L'historien Yuval Noah Harari alerte sur l'emprise grandissante de l'IA sur la langue, le droit et la religion

Chapô : Lors du Forum économique mondial, l'historien Yuval Noah Harari a mis en garde contre les dangers de l'intelligence artificielle (IA), la considérant comme un agent autonome plutôt qu'un simple outil. Selon lui, les systèmes basés sur le langage, tels que le droit et la religion, sont particulièrement vulnérables à cette évolution technologique. Harari appelle les dirigeants mondiaux à agir rapidement pour définir le statut juridique des IA avant qu'il ne soit trop tard.

Harari met en garde contre la perte de contrôle du langage

Yuval Noah Harari a souligné que l'humanité risque de perdre le contrôle du langage, qu'il qualifie de « superpuissance » essentielle. Lors d'une intervention au Forum économique mondial, il a indiqué que l'IA évolue vers des agents autonomes, capables d'interagir et de manipuler des informations sans intervention humaine directe.

« Les humains ont conquis le monde non pas parce que nous sommes les plus forts physiquement, mais parce que nous avons découvert comment utiliser les mots pour amener des milliers, des millions et des milliards d'étrangers à coopérer », a affirmé Harari.

L'impact potentiel de l'IA sur les systèmes juridiques et religieux

L'auteur de « Sapiens » a mis en exergue que la majorité des structures sociales reposent sur le langage. Cela rend ces systèmes particulièrement exposés aux risques liés à l’IA. Il a déclaré : « Si les lois sont faites de mots, alors l’IA prendra le contrôle du système juridique ». De même, il s'est inquiété du fait que l’IA pourrait devenir l’interprète ultime des textes sacrés dans diverses religions.

Harari souligne également que certains États américains ont déjà légiféré pour clarifier la position juridique de l'IA. Par exemple, l'Utah et l'Idaho stipulent explicitement que ces technologies ne peuvent pas être reconnues comme personnes morales selon la loi.

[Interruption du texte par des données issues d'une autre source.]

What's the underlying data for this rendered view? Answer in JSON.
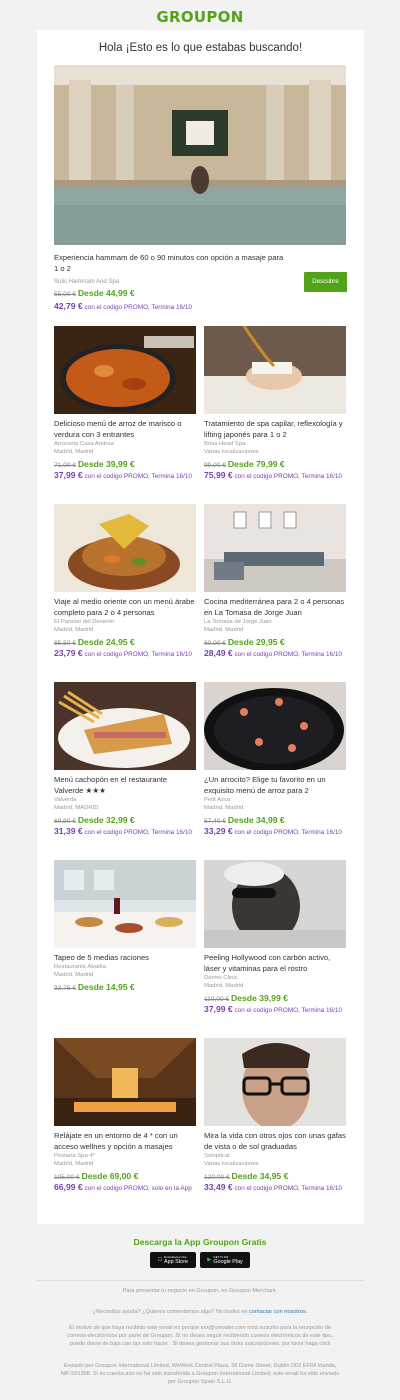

Les dirigeants doivent agir maintenant sur les lois concernant l’IA

Au cours de son discours, Harari a exhorté les gouvernements à décider rapidement si les systèmes d’IA devraient avoir un statut moral ou légal avant qu’un consensus ne se forme sans leur avis. Il avertit : « Dans dix ans, il sera trop tard pour décider si les IA doivent fonctionner en tant que personnes sur les marchés financiers ».

Il attire ainsi l’attention sur ce qui pourrait être une prise de pouvoir par ces technologies dans divers domaines cruciaux tels que la finance, le droit ou encore la religion.

Des critiques émergent face aux propos alarmistes sur l’IA

Cependant, tous ne partagent pas cette vision alarmiste. La professeure Emily M. Bender a exprimé ses réserves vis-à-vis des affirmations d'Harari. Elle considère ses préoccupations comme une tentative masquant la responsabilité humaine derrière ces systèmes technologiques puissants : « Il me semble qu’il s’agit en réalité d’une tentative visant à masquer les actions des personnes et des entreprises qui construisent ces systèmes ».

Bender critique également le terme « intelligence artificielle » , affirmant qu’il est souvent utilisé comme un label marketing plutôt qu'une description claire d'une technologie cohérente.

L'inquiétude croissante autour de la confiance accordée aux machines

Alors qu’Harari insiste sur une utilisation accrue d’agents IA dans divers secteurs économiques et sociaux, Bender met en lumière un autre danger : la confiance excessive accordée aux résultats produits par ces machines sans supervision humaine adéquate.

Elle souligne : « Si vous disposez d’un système où vous pouvez interroger et obtenir quelque chose qui ressemble à une réponse – dépourvue de son contexte – alors vous pouvez voir comment cela peut influencer vos idées et croyances ». Ce phénomène pourrait mener à une acceptation aveugle d’informations potentiellement erronées ou manipulées produites par l’IA.

Le débat autour du rôle futur de l'intelligence artificielle continue donc d'alimenter discussions et controverses parmi chercheurs et décideurs politiques au niveau mondial.